Connector October 23, 2023

For over four years, Sharon Hughes-Geekie has volunteered as a Connector, helping Central Okanagan newcomers build professional networks. The author, speaker and owner of JumpStart Communications and Business Development became a Connector partly from her own experience.

“At WeBC, I worked with women entrepreneurs who received business counseling and mentoring. I saw the difference it made. Those businesses became successful because they had a support system. I value those people who mentored me with my businesses; answering questions or putting me in contact with resources. The Connector Program is an opportunity for me to give back,” says Sharon.
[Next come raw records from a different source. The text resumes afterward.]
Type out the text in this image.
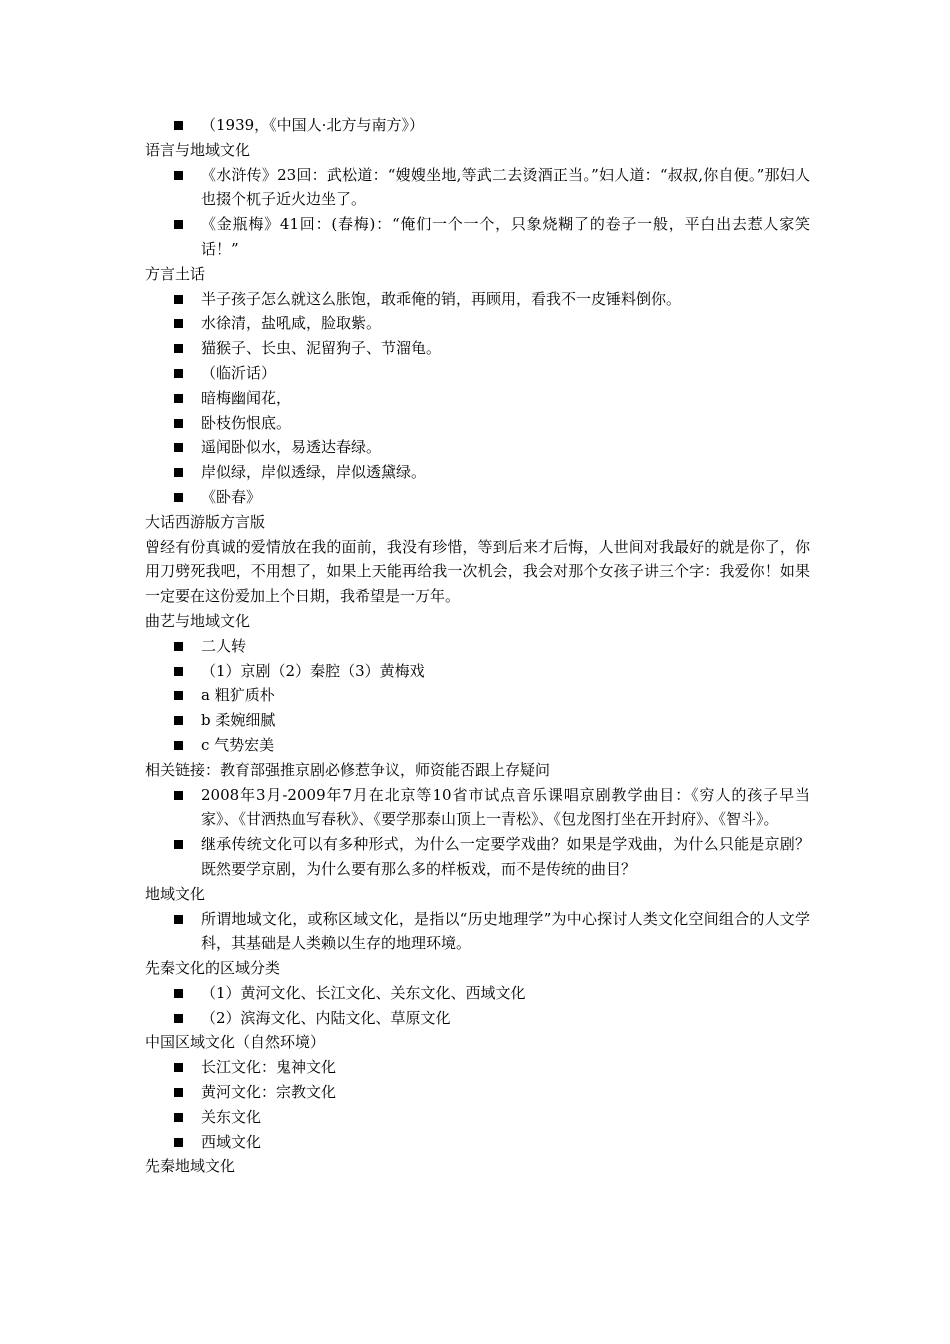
（1939，《中国人·北方与南方》）
语言与地域文化
《水浒传》23回：武松道：“嫂嫂坐地,等武二去烫酒正当。”妇人道：“叔叔,你自便。”那妇人也掇个杌子近火边坐了。
《金瓶梅》41回：(春梅)：“俺们一个一个，只象烧糊了的卷子一般，平白出去惹人家笑话！”
方言土话
半子孩子怎么就这么胀饱，敢乖俺的销，再顾用，看我不一皮锤料倒你。
水徐清，盐吼咸，脸取紫。
猫猴子、长虫、泥留狗子、节溜龟。
（临沂话）
暗梅幽闻花，
卧枝伤恨底。
遥闻卧似水，易透达春绿。
岸似绿，岸似透绿，岸似透黛绿。
《卧春》
大话西游版方言版

曾经有份真诚的爱情放在我的面前，我没有珍惜，等到后来才后悔，人世间对我最好的就是你了，你用刀劈死我吧，不用想了，如果上天能再给我一次机会，我会对那个女孩子讲三个字：我爱你！如果一定要在这份爱加上个日期，我希望是一万年。

曲艺与地域文化
二人转
（1）京剧（2）秦腔（3）黄梅戏
a 粗犷质朴
b 柔婉细腻
c 气势宏美
相关链接：教育部强推京剧必修惹争议，师资能否跟上存疑问
2008年3月-2009年7月在北京等10省市试点音乐课唱京剧教学曲目：《穷人的孩子早当家》、《甘洒热血写春秋》、《要学那泰山顶上一青松》、《包龙图打坐在开封府》、《智斗》。
继承传统文化可以有多种形式，为什么一定要学戏曲？如果是学戏曲，为什么只能是京剧？既然要学京剧，为什么要有那么多的样板戏，而不是传统的曲目？
地域文化
所谓地域文化，或称区域文化，是指以“历史地理学”为中心探讨人类文化空间组合的人文学科，其基础是人类赖以生存的地理环境。
先秦文化的区域分类
（1）黄河文化、长江文化、关东文化、西域文化
（2）滨海文化、内陆文化、草原文化
中国区域文化（自然环境）
长江文化：鬼神文化
黄河文化：宗教文化
关东文化
西域文化
先秦地域文化
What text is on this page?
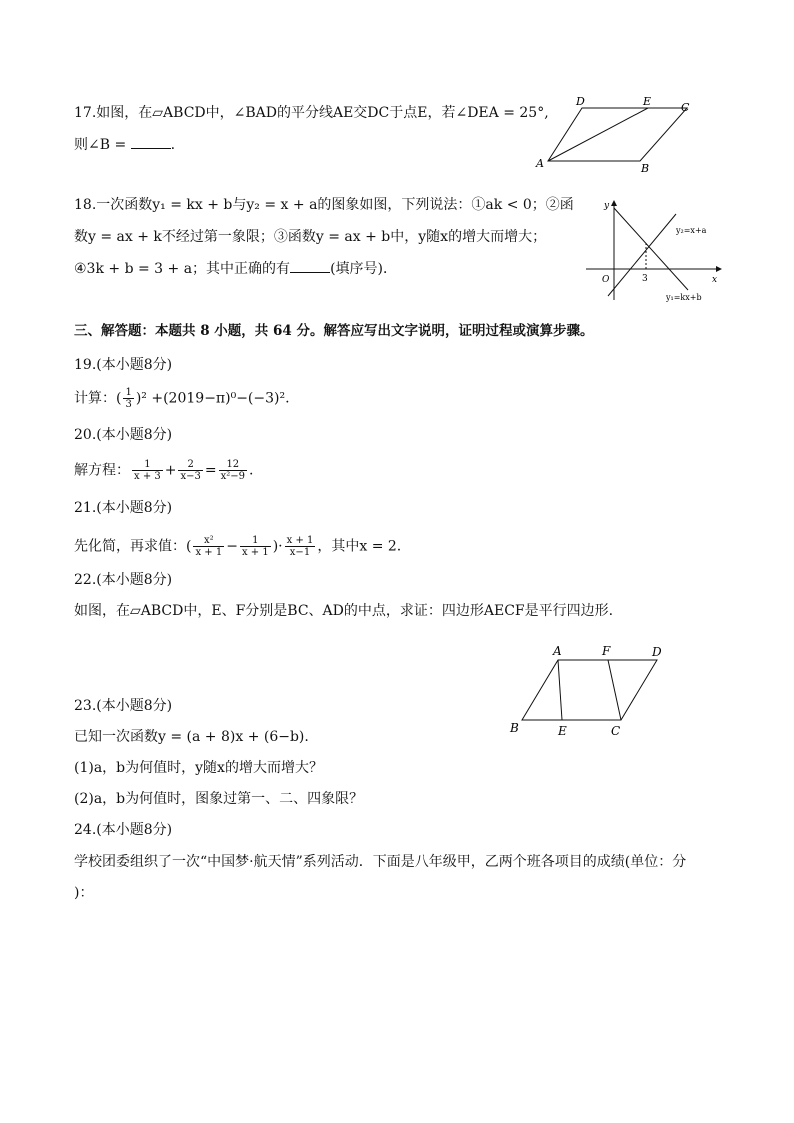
17.如图，在▱ABCD中，∠BAD的平分线AE交DC于点E，若∠DEA = 25°,
则∠B =	.
D	E	C
A	B
18.一次函数y₁ = kx + b与y₂ = x + a的图象如图，下列说法：①ak < 0；②函
数y = ax + k不经过第一象限；③函数y = ax + b中，y随x的增大而增大；
④3k + b = 3 + a；其中正确的有	(填序号)．
y
x
O	3
y₂=x+a
y₁=kx+b
三、解答题：本题共 8 小题，共 64 分。解答应写出文字说明，证明过程或演算步骤。
19.(本小题8分)
计算：( $\frac{1}{3} )^2 +(2019-\pi)^0-(-3)^2$.
20.(本小题8分)
解方程： $\frac{1}{x + 3} + \frac{2}{x-3} = \frac{12}{\text{x²−9}}$ .
21.(本小题8分)
先化简，再求值：( $\frac{\text{x²}}{x + 1} - \frac{1}{x + 1}$ )· $\frac{x + 1}{x-1}$ ，其中x = 2.
22.(本小题8分)
如图，在▱ABCD中，E、F分别是BC、AD的中点，求证：四边形AECF是平行四边形.
A	F	D
B	E	C
23.(本小题8分)
已知一次函数y = (a + 8)x + (6−b).
(1)a，b为何值时，y随x的增大而增大？
(2)a，b为何值时，图象过第一、二、四象限？
24.(本小题8分)
学校团委组织了一次“中国梦·航天情”系列活动．下面是八年级甲，乙两个班各项目的成绩(单位：分
)：
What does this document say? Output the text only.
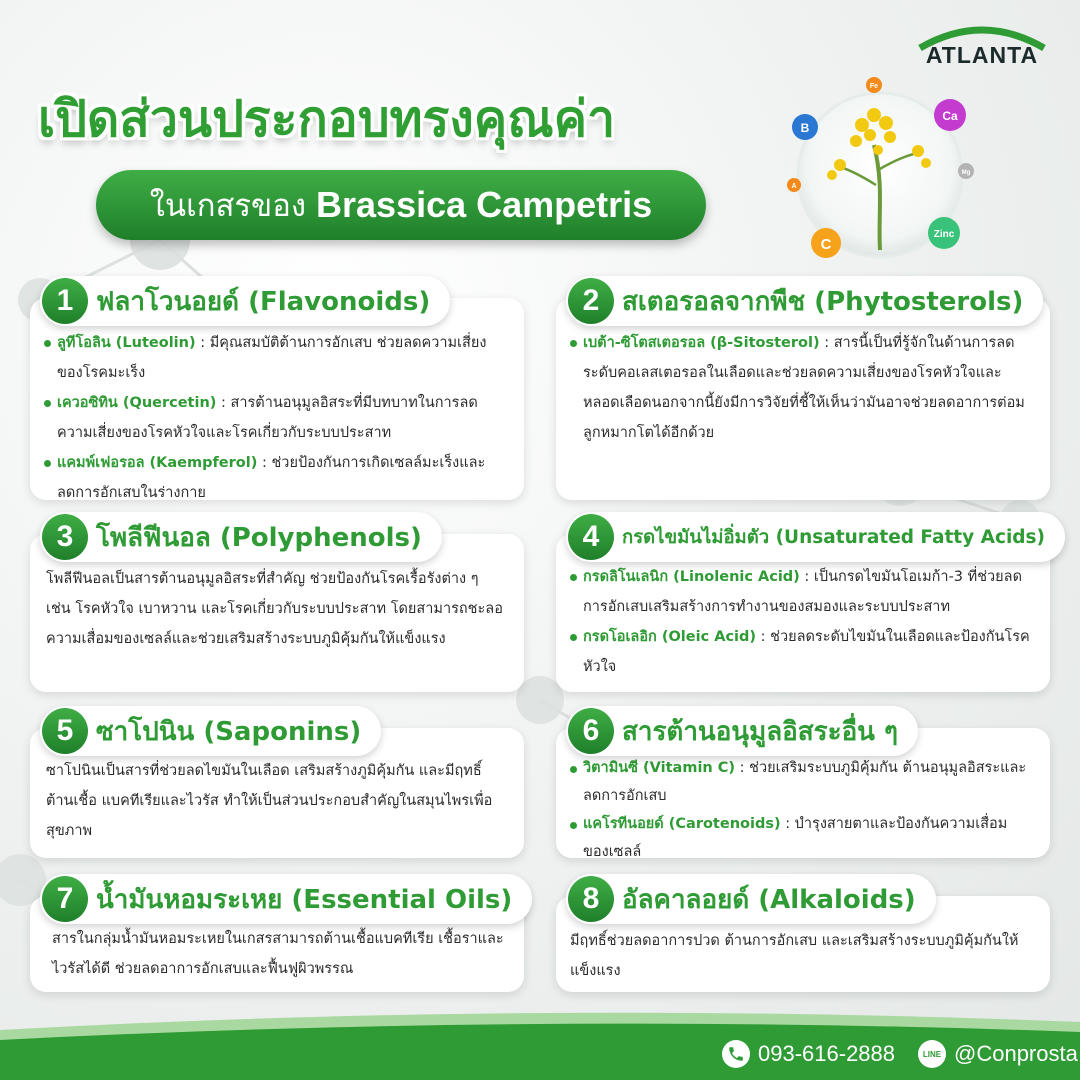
ATLANTA
เปิดส่วนประกอบทรงคุณค่า
ในเกสรของ Brassica Campetris
Fe
B
Ca
Mg
A
C
Zinc
ลูทีโอลิน (Luteolin) : มีคุณสมบัติต้านการอักเสบ ช่วยลดความเสี่ยงของโรคมะเร็ง
เควอซิทิน (Quercetin) : สารต้านอนุมูลอิสระที่มีบทบาทในการลดความเสี่ยงของโรคหัวใจและโรคเกี่ยวกับระบบประสาท
แคมพ์เฟอรอล (Kaempferol) : ช่วยป้องกันการเกิดเซลล์มะเร็งและลดการอักเสบในร่างกาย
1 ฟลาโวนอยด์ (Flavonoids)
เบต้า-ซิโตสเตอรอล (β-Sitosterol) : สารนี้เป็นที่รู้จักในด้านการลดระดับคอเลสเตอรอลในเลือดและช่วยลดความเสี่ยงของโรคหัวใจและหลอดเลือดนอกจากนี้ยังมีการวิจัยที่ชี้ให้เห็นว่ามันอาจช่วยลดอาการต่อมลูกหมากโตได้อีกด้วย
2 สเตอรอลจากพืช (Phytosterols)
โพลีฟีนอลเป็นสารต้านอนุมูลอิสระที่สำคัญ ช่วยป้องกันโรคเรื้อรังต่าง ๆ เช่น โรคหัวใจ เบาหวาน และโรคเกี่ยวกับระบบประสาท โดยสามารถชะลอความเสื่อมของเซลล์และช่วยเสริมสร้างระบบภูมิคุ้มกันให้แข็งแรง
3 โพลีฟีนอล (Polyphenols)
กรดลิโนเลนิก (Linolenic Acid) : เป็นกรดไขมันโอเมก้า-3 ที่ช่วยลดการอักเสบเสริมสร้างการทำงานของสมองและระบบประสาท
กรดโอเลอิก (Oleic Acid) : ช่วยลดระดับไขมันในเลือดและป้องกันโรคหัวใจ
4	กรดไขมันไม่อิ่มตัว (Unsaturated Fatty Acids)
ซาโปนินเป็นสารที่ช่วยลดไขมันในเลือด เสริมสร้างภูมิคุ้มกัน และมีฤทธิ์ต้านเชื้อ แบคทีเรียและไวรัส ทำให้เป็นส่วนประกอบสำคัญในสมุนไพรเพื่อสุขภาพ
5 ซาโปนิน (Saponins)
วิตามินซี (Vitamin C) : ช่วยเสริมระบบภูมิคุ้มกัน ต้านอนุมูลอิสระและลดการอักเสบ
แคโรทีนอยด์ (Carotenoids) : บำรุงสายตาและป้องกันความเสื่อมของเซลล์
6 สารต้านอนุมูลอิสระอื่น ๆ
สารในกลุ่มน้ำมันหอมระเหยในเกสรสามารถต้านเชื้อแบคทีเรีย เชื้อราและไวรัสได้ดี ช่วยลดอาการอักเสบและฟื้นฟูผิวพรรณ
7 น้ำมันหอมระเหย (Essential Oils)
มีฤทธิ์ช่วยลดอาการปวด ต้านการอักเสบ และเสริมสร้างระบบภูมิคุ้มกันให้แข็งแรง
8 อัลคาลอยด์ (Alkaloids)
093-616-2888	LINE @Conprosta
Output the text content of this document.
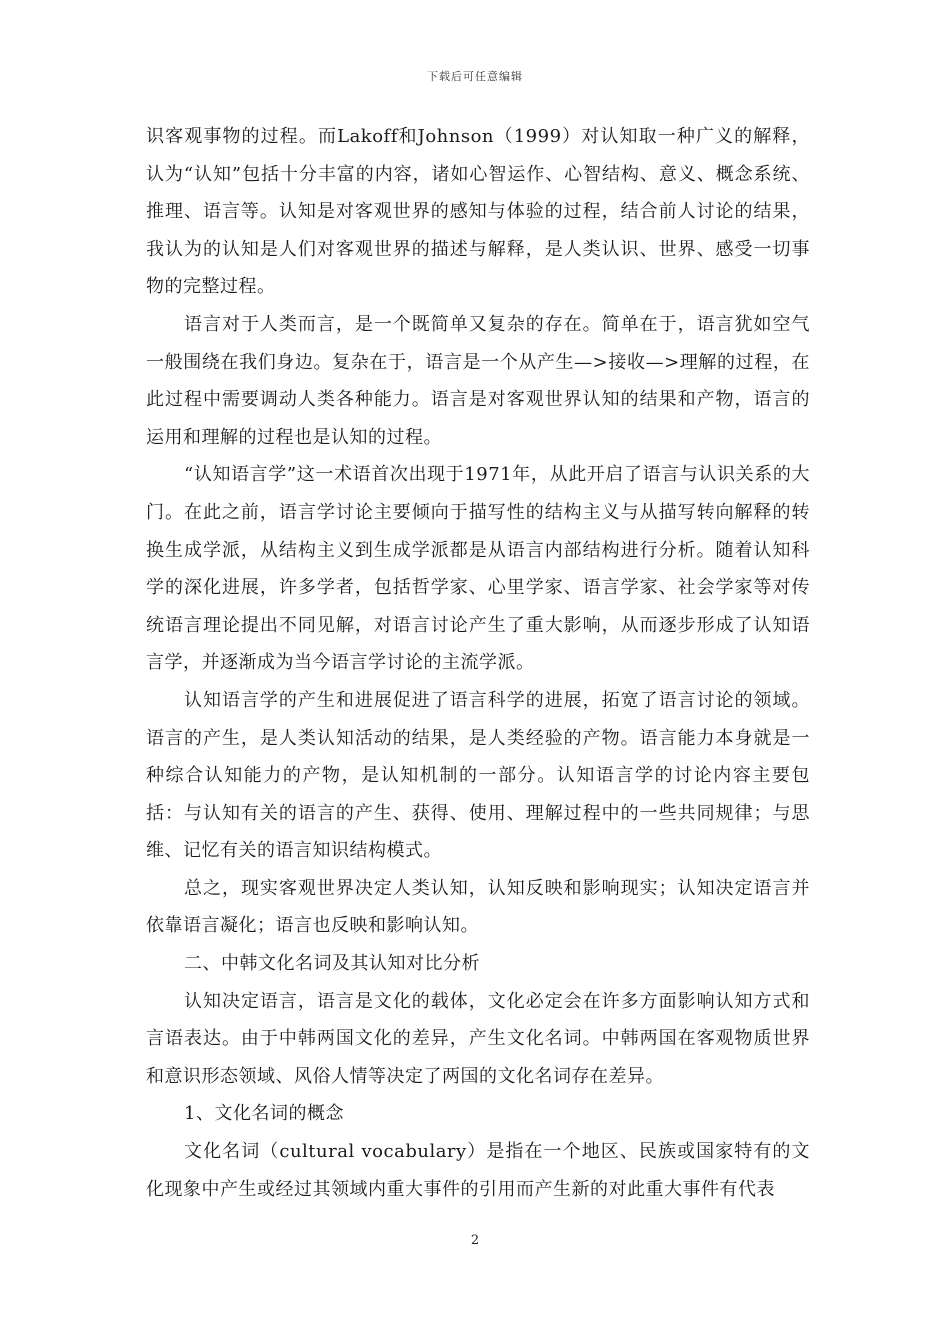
下载后可任意编辑

识客观事物的过程。而Lakoff和Johnson（1999）对认知取一种广义的解释，认为“认知”包括十分丰富的内容，诸如心智运作、心智结构、意义、概念系统、推理、语言等。认知是对客观世界的感知与体验的过程，结合前人讨论的结果，我认为的认知是人们对客观世界的描述与解释，是人类认识、世界、感受一切事物的完整过程。

语言对于人类而言，是一个既简单又复杂的存在。简单在于，语言犹如空气一般围绕在我们身边。复杂在于，语言是一个从产生—>接收—>理解的过程，在此过程中需要调动人类各种能力。语言是对客观世界认知的结果和产物，语言的运用和理解的过程也是认知的过程。

“认知语言学”这一术语首次出现于1971年，从此开启了语言与认识关系的大门。在此之前，语言学讨论主要倾向于描写性的结构主义与从描写转向解释的转换生成学派，从结构主义到生成学派都是从语言内部结构进行分析。随着认知科学的深化进展，许多学者，包括哲学家、心里学家、语言学家、社会学家等对传统语言理论提出不同见解，对语言讨论产生了重大影响，从而逐步形成了认知语言学，并逐渐成为当今语言学讨论的主流学派。

认知语言学的产生和进展促进了语言科学的进展，拓宽了语言讨论的领域。语言的产生，是人类认知活动的结果，是人类经验的产物。语言能力本身就是一种综合认知能力的产物，是认知机制的一部分。认知语言学的讨论内容主要包括：与认知有关的语言的产生、获得、使用、理解过程中的一些共同规律；与思维、记忆有关的语言知识结构模式。

总之，现实客观世界决定人类认知，认知反映和影响现实；认知决定语言并依靠语言凝化；语言也反映和影响认知。

二、中韩文化名词及其认知对比分析

认知决定语言，语言是文化的载体，文化必定会在许多方面影响认知方式和言语表达。由于中韩两国文化的差异，产生文化名词。中韩两国在客观物质世界和意识形态领域、风俗人情等决定了两国的文化名词存在差异。

1、文化名词的概念

文化名词（cultural vocabulary）是指在一个地区、民族或国家特有的文化现象中产生或经过其领域内重大事件的引用而产生新的对此重大事件有代表

2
A strong believer in the importance of relationship building, she conveys this to connectees. She’s helped them strengthen resumes, suggested how to make cold calls to people they don’t know, offered warm referrals within her network, and even done mock interviews to help connectees gain more confidence.

Sharon Hughes-Geekie

“Mock job interviews are useful, especially after Connectees share their resume and I know more about them. For example, they might give a short answer when perhaps a longer one, including one of their experiences or background, might be more meaningful in an interview. I’ve also responded to Connectee questions about what I think should be included on a resume.”

Sharon is one of approximately 55 Connector from a variety of sectors who enable the no-cost program to serve the region.

“I’ve met some amazing people. It’s not a lot of work. It’s enjoyable, sharing your experience with somebody else. I think it makes a difference to the Connectees and it’s a good learning experience for me too. I see the world from fresh eyes and better understand what others are going through,” she says.

That makes sense since Sharon believes effective networks are built by creating relationships.

“After I spend time talking with a connectee, really hearing their story, I can usually think of someone I can introduce them to,” she explains, adding that true networking is about finding people you connect with and then fostering the relationship to keep it going.

“Sometimes I’ll say, ‘Oh, I read this article I thought you might be interested in’ or ‘I’m going in your area, do you want to have coffee?’ If you’re an effective listener, you will remember they had something coming up, or whatever, and you can follow up to see how it went,” she comments.

She’s even offered advice when asked something as simple as what to wear for an interview.

“As a perspective employee, you’ve got to be able to ask those questions. What is the dress code? What are the expectations? I’ve had an on-going relationship with one Connectees. Each time she changed jobs, she contacted me. She asks, ‘What should I do about this?’ or ‘I have this dilemma. What would you do?’ It’s been nice to see her progressing through her career.”